Elizabeth & Elizabeth by Sue Williams. Allen & Unwin, $29.99.
Private war now public
WORLD War II legend Jock McLaren was uncomfortable with the idea of being depicted as a lone Pacific war hero in his upcoming biography. This was about 1955. McLaren asked his co-author (a ghostwriter, really) to insist on a statement saying all the fighting and privations were shared by fellow guerrilla fighters "much braver than himself". McLaren's fellow author, later Port Stephens identity Hal Richardson, agreed but was also annoyed when the title of the finished manuscript finally emerged from the publisher called One-Man War, rather than the suggested title of McLaren's Private War.
But before the book was published, the tall gangly Scotsman (a Queenslander in reality) died in March 1956 in a freak traffic accident. McLaren's war memoir was eventually published in 1957 and is probably largely forgotten now, almost 64 years later. But what a remarkable WWII tale of an era of bravery, savagery, sacrifice and mass betrayal, and of a time when Australia was under the very real threat of enemy invasion.
Luckily, acclaimed true-life crime writer and novelist Tom Gilling has now taken up the cudgels to forensically dissect the man behind the larger-than-life reputation once awarded two Military Crosses after being reported missing, lost in action. Gilling's new book, titled Bastard Behind The Lines, reveals a true hero, one of our great guerrilla fighters, a courageous and inspiring leader.
McLaren had initially been caught by Japanese forces, but soon became a serial prisoner-of-war (POW) escapee. He escaped first from Changi and later from the notorious Sandakan POW camp in Borneo. He paddled a dugout canoe over open sea to then fight for two years with Filipino guerrillas. His bold exploits caused his Japanese foes to put a price on his head. Using a whaleboat bristling with machine guns and a mortar, McLaren then created havoc with lightning raids on enemy-held harbours. In early 1945, McLaren then joined Australia's highly secretive Z Special Unit. He was 43 at the time - an old man in military terms.

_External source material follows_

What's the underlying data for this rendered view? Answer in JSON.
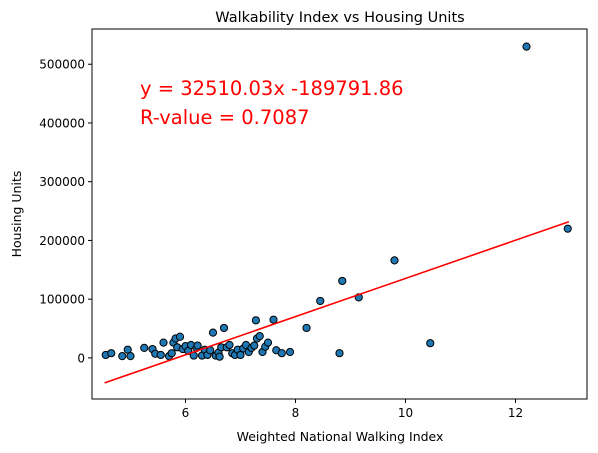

He cheated death often and once saved his own life by removing his appendix using two large dessert spoons and a razor blade - all without anaesthetic.
Reviewing both Allied and Japanese documents, Gilling has produced an engrossing book, vividly bringing to light disturbing facets of Australia's Pacific war. The book also sharply focuses on the dirty politics of warfare. Both McLaren and guerrilla comrade Rex Blow were later haunted by the memory of a mission to rescue starving POWs at Sandakan being vetoed. These prisoners soon underwent death marches in the face of the advancing Allies.
McLaren believed the Australian commander-in-chief General Sir Thomas Blamey had reneged on a personal assurance to launch a major rescue with Aussie troops. But was the decision really insisted on by US General Douglas MacArthur? Was there a deliberate non-use of Australian units in the reconquest of the Philippines? Did MacArthur want to be seen as the "leader" who, with US forces alone, was able to avenge the humiliation he suffered in his earlier defeat and retreat from the Philippines?
For readers born after the end of WW11 in mid-1945, the book is a sobering reminder of a horrific era which should never be forgotten. An extraordinary true tale.
Bastard Behind The Lines - the wartime story of Jock McLaren's escapes and guerrilla war against the Japanese, by Tom Gilling. Allen & Unwin $29.99.